WHEN
A CANCER DIAGNOSIS IS WRONG
This
is an extract from the Presentation by DR. CHRISTOPHER LOGOTHETIS, M.D. of M.D.
Anderson Cancer Center, Houston, TX to TEX US TOO Prostate Cancer Support Group
December 13, 1993. The full presentation can be read at Logothetis
[this link is part of the Prostate Pointers site which is having some problems
at present - if it is not accessible a Word.doc copy
can be downloaded.
One
of the problems with prostate cancer is definition. They label it as a cancer,
and they force us all to behave in a way that introduces us to a cascade of events
that sends us to very morbid therapy. It's sort of like once that cancer label
is put on there we are obligated to behave in a certain way, and its driven by
physician beliefs and patient beliefs and frequently they don't have anything
to do with reality.
People
who come from a totally different social background like the Swedes are very frustrated
with us for the frequency with which we do prostatectomies. In fact, they are
very angry. And urologists are probably the most embattled surgeons across the
country in the United States. If you go overseas, and you are a urology surgeon
in the U.S., there is a reputation that you carry with you that you are willing
to operate on anybody the minute they sneeze. Now that's not necessarily true.
Actually, the U.S. surgeons are driven by attempts to cure more people. So I think
the motives are very correct in the overwhelming majority of them.
But
one can't ignore the paradox that the earlier you treat, the larger number of
patients you do operations on who would do well despite you. So proportionately
the patients who benefit, that is those patients who are cured by your operation,
start becoming a smaller and smaller fraction of the total. So there's the paradox
with prostate cancer. The earlier you treat, frequently the therapy is more effective,
but the cure rate from the operation actually gets reduced. This is because you're
doing an operation on people more and more frequently who need it less and less.
So
there are now these conflicting interests, and how are we going to solve that
dilemma? All of you will tell me the exact same thing, and that is, "You've lost
your mind!
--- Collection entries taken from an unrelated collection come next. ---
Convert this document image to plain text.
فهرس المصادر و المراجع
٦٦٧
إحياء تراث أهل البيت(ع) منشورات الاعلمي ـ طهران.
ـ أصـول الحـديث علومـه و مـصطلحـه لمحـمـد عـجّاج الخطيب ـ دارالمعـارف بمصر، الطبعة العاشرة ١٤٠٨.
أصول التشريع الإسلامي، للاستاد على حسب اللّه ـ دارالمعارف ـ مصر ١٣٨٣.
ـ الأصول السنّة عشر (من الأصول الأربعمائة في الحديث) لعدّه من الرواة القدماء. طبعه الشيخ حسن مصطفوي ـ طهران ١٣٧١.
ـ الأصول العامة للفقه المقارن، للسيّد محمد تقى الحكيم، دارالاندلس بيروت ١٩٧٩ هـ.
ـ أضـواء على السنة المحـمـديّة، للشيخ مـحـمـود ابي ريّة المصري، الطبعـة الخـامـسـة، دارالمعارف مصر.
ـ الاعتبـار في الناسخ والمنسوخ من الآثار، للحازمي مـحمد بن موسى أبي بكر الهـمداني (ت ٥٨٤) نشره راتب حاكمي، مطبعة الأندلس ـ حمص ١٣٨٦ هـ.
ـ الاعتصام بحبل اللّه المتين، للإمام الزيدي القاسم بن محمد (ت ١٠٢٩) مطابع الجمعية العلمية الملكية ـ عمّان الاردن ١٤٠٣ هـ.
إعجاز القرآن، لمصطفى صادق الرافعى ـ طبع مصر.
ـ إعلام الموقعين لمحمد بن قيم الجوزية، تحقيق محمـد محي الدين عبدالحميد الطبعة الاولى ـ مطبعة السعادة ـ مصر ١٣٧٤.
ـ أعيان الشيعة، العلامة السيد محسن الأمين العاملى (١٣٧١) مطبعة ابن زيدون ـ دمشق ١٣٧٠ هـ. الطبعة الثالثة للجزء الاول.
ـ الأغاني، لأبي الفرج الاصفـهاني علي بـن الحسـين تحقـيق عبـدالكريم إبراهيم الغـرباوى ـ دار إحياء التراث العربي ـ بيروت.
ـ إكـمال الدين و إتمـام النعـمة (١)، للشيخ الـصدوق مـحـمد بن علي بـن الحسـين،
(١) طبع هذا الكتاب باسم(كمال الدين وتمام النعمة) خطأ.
Once they've told me somebody has prostate cancer, I want it out of
there, and that is the exact thing that we need to do right now."
And
the answer is that, by studying patients with very advanced disease, we may find
hints of what predicts that this cancer will spread, and this cancer will not.
This will then permit us, when you come with prostate cancer, to tell you, "You
have a prostate cancer that carries with it lethal potential and an operation
is justified." That will give us the moral strength to move in early and even
biopsy patients and screen patients earlier for their disease at age 50, knowing
that we're not going to operate on people unnecessarily by doing that. And currently
the only crude way we have of doing this is by indiscriminately operating on everybody.
This is completely unacceptable; perhaps it is the least of the evils, but it's
hard to justify. So that's why I believe treatment of late and advanced disease
is really complementary to treatment of early disease. So my personal interest
and my research interest is in very advanced disease. And I think it will also
help patients with very early disease.
Q.
Do the same numbers apply to radiation treatment?
A.
Yes, the exact same figures apply to radiation. The dilemma with radiation is
it's even worse than that. Because the radiation data goes like this. You don't
solve one problem with radiation, you don't take the organ out that is responsible
for the cancer. So you have two dilemmas with radiation. One is that you may eradicate
the primary tumor, like prostatectomy does. But by not removing the organ that
is responsible for the malignancy, you actually leave sort of the germ behind
for the malignancy, so it can make a new one. That difference seems to come very
late in the disease so that, if there are any differences between a prostatectomy
and radiation, it would be very late somewhere between 7 and 10 years. Or, in
those patients where there is a surgical risk, then radiation is clearly preferable.
But, even if there's a difference, the difference lies in the ability to make
a new cancer from the old organ.
Q.
Are you saying what we use as the gold standard to find cancer of the prostate
is not really accurate?
A.
It's not accurate at all.
Q.
Does this mean that a lot of people who are diagnosed as having cancer really
don't?
A.
Yes, if one accepts the diagnosis that the cancer is a disease that is potentially
lethal, which is the one that all of you have with you. That's why you submit
yourselves to prostatectomies and run around trying to do everything, which is
appropriate. It's the wrong diagnosis because everybody doesn't have it.